Standard two dimensional X-ray systems are excellent for many other things, but they don't show enough detail to plan a dental implant procedure. Information about the location of the implant and the surrounding bone structure are critical factors in making implants effective and safe.
Thankfully, modern 3D scans give doctors much more information than standard X-rays. These scans allow the doctor to pick the implant length and shape that will be just right for you, avoid nerves, blood vessels, and sinuses during the procedure, and even fabricate a physical guide tool shaped for your mouth that ensures your implant can be placed precisely in the right spot.
Because of modern 3D imaging, implants are an amazingly predictable way to replace the teeth you once had. Detailed scan information and a carefully planned and customized implant procedure keep you safe.
Your options for new teeth are almost endless. It's almost like picking out a new car. You and your doctor can decide together how the new tooth is attached, whether it is permanent or temporary, and all kinds of other things—although new teeth don't usually come in quite so many color options as cars do. I've yet to meet a patient who preferred fire engine red over pearly white.
Joking aside, like with any serious decision, you have to start with what's most important to you. What do you need to feel well and meet your personal goals? What does getting your smile back mean to you?
Make sure to choose a dentist who takes the time to understand what's important to you, so you can choose the best options together. After all, it's your tooth!
Many medications can complicate implant placement. So can current or even past health issues. If you go ahead with the implant, your body will need to heal around the implant in the short term and maintain its connection with the bone for years to come. Your body needs to be healthy for an implant to work well.
So, make sure to tell your doctor about any and all medicines you are taking and any other health issues, even if they don't seem related to teeth! Your mouth's health is closely connected to your overall health.

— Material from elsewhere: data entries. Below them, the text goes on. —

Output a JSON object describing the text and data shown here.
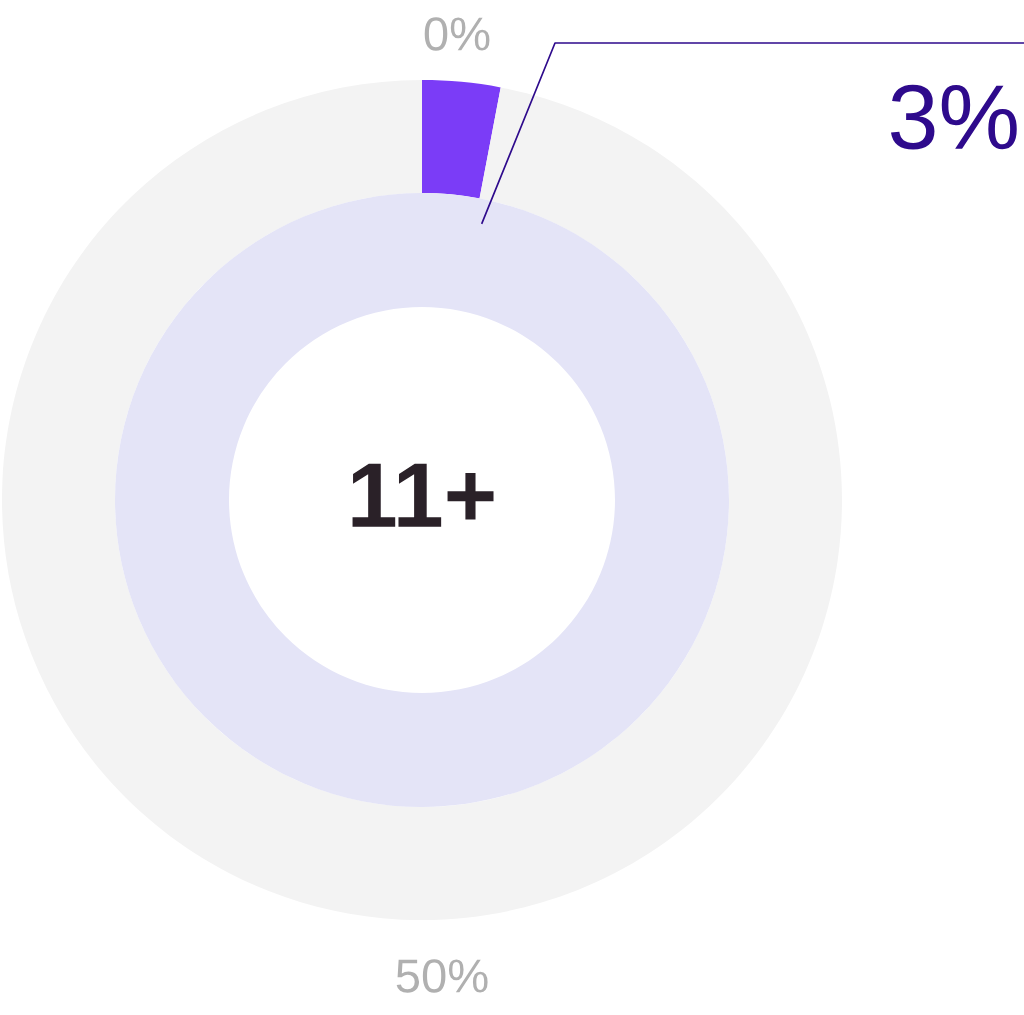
{
  "chart_data": {
    "type": "donut",
    "categories": [
      null,
      null
    ],
    "values": [
      3,
      97
    ],
    "colors": [
      "#7b3cf7",
      "#f3f3f3"
    ],
    "value_labels": [
      "3%",
      null
    ],
    "annotations": [
      "0%",
      "50%",
      "11+"
    ]
  }
}
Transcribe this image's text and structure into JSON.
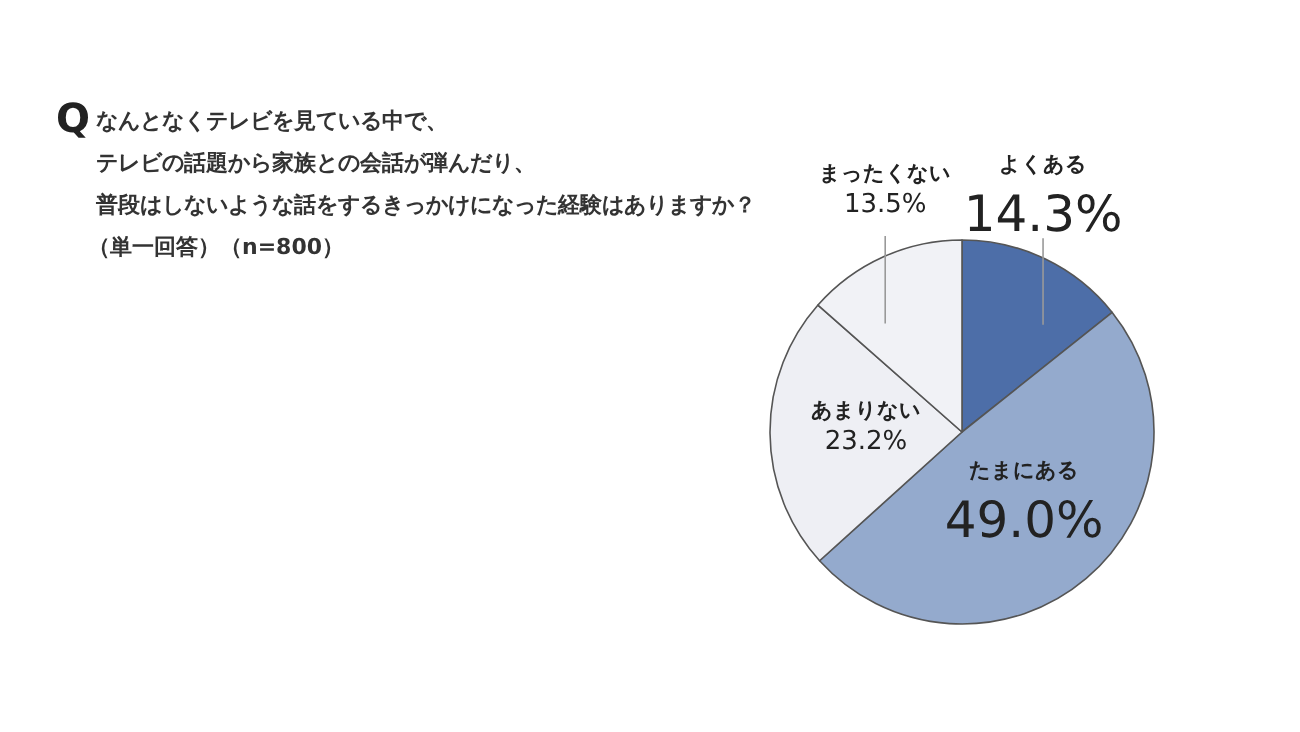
{
  "chart_data": {
    "type": "pie",
    "title": "なんとなくテレビを見ている中で、テレビの話題から家族との会話が弾んだり、普段はしないような話をするきっかけになった経験はありますか？",
    "subtitle": "（単一回答）（n=800）",
    "annotations": [
      "Q"
    ],
    "categories": [
      "よくある",
      "たまにある",
      "あまりない",
      "まったくない"
    ],
    "values": [
      14.3,
      49.0,
      23.2,
      13.5
    ],
    "value_labels": [
      "14.3%",
      "49.0%",
      "23.2%",
      "13.5%"
    ],
    "colors": [
      "#4d6ea8",
      "#94aacd",
      "#eeeff4",
      "#f1f2f6"
    ]
  }
}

Make sure to choose a doctor who conducts a thorough health review before you decide about getting an implant. Understanding your whole health is the first step in having a great outcome when you go to replace those missing teeth.
Implant pricing can be tricky because each procedure might require different steps, tools, and methods. Removal of the original tooth and sometimes bone augmentation can affect the cost, and so can the implant itself. An implant can have many parts: abutments, crowns, and other things that ultimately make it a tooth. Many offices have separate pricing for all of those things.
Figuring out whether your insurance covers each individual part, step of the procedure, and even sedation can be complicated. Some dental insurance has a “missing tooth clause” and will not cover an implant if the tooth was extracted prior to when coverage began.
The dental office can do a lot to avoid these kinds of headaches and make pricing and insurance coverage easier to figure out. They can send a pre-estimate to your insurer as a courtesy, for example. Some offices will give you clear bundle pricing for all of the parts of the process to remove the mystery and complexity.
Patients should understand exactly what they are getting for their investment up front. Don't start a procedure until you feel completely comfortable with the arrangement, and don't be afraid to ask questions about pricing.